The BBC is aiming to undertake the largest ever health-screening session for a new TV special which will look at the extent of undiagnosed diseases.
It aims to take 1,000 people and look at the hidden health problems they may have for a two-part BBC1 show Long Live Britain, in an effort to help people transform their lives.
TV stars Crissy Rock and Jodie Prenger have also agreed to be be tested for the programmes which will look at the way the country approaches three of Britain's biggest preventable diseases.
Jodie said: "I wanted to take part in the programme because knowledge is power. I was really scared about facing up to my health but with my family's history of type 2 diabetes, I didn't want to bury my head in the sand anymore.

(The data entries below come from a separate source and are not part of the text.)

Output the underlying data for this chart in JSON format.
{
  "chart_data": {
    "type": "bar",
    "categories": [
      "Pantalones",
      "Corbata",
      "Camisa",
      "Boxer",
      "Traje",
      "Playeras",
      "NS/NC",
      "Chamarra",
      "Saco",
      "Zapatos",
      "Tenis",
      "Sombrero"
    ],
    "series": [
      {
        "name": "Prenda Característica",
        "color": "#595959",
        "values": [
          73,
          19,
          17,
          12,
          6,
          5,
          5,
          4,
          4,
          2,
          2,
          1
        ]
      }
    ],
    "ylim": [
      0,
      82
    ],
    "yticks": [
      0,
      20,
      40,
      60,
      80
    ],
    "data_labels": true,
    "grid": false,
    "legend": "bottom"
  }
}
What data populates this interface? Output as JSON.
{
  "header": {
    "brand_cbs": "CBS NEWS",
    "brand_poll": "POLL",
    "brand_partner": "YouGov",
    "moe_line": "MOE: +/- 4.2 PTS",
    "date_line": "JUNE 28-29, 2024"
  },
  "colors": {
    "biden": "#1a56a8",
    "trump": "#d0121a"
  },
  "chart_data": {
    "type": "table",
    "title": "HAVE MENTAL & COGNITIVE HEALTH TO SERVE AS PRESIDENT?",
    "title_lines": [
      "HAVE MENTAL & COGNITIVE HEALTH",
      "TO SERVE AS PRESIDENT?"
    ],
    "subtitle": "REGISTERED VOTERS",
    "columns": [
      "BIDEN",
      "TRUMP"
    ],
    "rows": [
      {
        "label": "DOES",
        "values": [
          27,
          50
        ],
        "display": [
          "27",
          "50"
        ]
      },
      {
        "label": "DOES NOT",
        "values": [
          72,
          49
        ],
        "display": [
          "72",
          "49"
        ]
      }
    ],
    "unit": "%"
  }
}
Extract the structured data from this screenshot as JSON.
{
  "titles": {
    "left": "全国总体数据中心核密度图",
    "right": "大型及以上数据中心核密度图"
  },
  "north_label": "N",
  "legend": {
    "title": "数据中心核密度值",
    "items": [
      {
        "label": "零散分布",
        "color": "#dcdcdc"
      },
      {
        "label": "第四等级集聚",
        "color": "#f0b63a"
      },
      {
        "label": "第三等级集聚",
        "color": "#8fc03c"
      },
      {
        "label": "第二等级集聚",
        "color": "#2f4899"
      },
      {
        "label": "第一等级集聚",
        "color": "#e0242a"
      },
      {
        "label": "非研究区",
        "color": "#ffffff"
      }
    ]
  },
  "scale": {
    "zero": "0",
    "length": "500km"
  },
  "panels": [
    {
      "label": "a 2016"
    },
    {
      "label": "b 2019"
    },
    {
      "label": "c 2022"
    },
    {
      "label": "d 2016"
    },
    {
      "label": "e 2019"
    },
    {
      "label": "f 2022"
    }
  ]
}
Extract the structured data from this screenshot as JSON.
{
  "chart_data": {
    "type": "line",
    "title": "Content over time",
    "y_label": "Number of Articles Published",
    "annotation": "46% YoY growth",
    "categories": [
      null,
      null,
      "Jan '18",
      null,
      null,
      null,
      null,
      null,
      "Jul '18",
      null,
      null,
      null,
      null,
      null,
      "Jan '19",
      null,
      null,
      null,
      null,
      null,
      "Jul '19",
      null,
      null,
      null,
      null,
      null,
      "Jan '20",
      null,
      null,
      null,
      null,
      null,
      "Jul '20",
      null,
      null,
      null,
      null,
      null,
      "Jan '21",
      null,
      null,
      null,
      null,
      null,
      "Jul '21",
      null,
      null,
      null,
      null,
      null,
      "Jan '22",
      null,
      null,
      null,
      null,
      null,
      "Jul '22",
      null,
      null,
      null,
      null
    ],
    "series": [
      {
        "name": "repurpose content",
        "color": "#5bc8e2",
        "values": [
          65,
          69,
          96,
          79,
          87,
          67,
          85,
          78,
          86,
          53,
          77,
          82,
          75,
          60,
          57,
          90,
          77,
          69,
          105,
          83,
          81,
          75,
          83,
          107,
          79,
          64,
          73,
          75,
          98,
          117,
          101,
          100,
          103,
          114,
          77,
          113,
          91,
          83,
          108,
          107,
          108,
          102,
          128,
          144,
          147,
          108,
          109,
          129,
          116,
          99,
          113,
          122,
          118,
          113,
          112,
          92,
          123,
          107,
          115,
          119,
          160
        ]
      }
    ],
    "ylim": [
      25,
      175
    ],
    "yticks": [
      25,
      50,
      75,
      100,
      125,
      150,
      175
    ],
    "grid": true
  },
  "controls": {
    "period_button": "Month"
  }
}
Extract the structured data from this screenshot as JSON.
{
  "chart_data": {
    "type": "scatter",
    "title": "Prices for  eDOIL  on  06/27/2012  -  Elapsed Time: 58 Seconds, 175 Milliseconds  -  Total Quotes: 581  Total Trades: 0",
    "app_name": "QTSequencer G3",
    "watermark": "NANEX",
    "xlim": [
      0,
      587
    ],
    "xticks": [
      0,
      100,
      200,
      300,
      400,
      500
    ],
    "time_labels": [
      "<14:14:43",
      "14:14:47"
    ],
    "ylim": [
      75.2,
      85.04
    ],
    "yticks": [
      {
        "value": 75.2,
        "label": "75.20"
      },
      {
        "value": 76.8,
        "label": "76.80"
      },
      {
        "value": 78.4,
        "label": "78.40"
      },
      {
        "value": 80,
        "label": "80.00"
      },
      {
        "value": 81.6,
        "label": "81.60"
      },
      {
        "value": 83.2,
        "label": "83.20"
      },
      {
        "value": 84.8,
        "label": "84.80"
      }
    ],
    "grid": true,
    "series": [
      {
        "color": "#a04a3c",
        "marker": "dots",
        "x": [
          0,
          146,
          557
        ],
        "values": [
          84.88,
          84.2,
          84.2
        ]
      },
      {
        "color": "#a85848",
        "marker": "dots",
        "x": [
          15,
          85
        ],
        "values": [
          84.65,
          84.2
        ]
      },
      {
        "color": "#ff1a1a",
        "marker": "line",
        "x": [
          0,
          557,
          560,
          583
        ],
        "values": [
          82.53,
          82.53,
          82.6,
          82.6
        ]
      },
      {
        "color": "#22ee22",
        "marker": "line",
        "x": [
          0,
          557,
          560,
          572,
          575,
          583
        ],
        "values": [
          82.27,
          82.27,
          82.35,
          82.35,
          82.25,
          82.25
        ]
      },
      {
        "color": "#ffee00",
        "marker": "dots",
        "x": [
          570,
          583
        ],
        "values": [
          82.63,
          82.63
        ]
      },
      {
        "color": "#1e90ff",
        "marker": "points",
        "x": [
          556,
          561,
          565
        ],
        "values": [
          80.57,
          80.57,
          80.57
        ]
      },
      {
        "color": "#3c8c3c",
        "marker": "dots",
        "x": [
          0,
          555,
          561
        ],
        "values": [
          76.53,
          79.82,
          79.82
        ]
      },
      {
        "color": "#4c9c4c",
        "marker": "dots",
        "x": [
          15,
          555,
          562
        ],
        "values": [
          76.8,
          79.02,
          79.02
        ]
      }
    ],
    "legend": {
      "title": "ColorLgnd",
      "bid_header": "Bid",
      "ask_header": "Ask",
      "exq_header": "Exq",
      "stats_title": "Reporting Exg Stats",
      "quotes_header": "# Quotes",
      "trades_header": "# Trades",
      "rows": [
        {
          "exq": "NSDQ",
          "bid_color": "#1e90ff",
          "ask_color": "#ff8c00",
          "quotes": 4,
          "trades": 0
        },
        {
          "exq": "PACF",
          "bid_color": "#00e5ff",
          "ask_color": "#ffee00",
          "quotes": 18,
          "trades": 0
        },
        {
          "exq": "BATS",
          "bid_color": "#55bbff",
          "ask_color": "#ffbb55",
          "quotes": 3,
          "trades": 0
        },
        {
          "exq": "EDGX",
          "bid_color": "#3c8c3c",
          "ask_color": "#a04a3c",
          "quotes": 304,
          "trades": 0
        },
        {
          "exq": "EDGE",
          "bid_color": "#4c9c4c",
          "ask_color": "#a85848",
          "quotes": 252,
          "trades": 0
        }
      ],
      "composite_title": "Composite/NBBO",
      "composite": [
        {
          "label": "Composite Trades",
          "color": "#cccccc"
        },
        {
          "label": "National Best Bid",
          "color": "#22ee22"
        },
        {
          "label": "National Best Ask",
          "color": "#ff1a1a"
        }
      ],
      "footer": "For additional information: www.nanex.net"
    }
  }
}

"I didn't want to wait until it was too late and I was backed into a corner without any choices."
Between them, type 2 diabetes, cardiovascular disease and liver disease kill 200,000 people each year and are estimated to affect around 11 million people.
Experts and 50 NHS volunteers will take on the challenge this Saturday at the Rugby Football League's Magic Weekend in Manchester with sport fans and local people being tested. Three leading charities - Diabetes UK, Heart UK and the British Liver Trust - along with NHS staff will advise those identified as being at risk how they can limit the impact on their health and change their lives.
Another well-known face from TV and film, Ricky Grover, will be taking part and said: "I'm at that stage in my life where I knew I needed to get a proper health MOT. I knew I needed to lose weight and my problem like a lot of people, is that I lack motivation."
The programmes are to be screened early in the summer.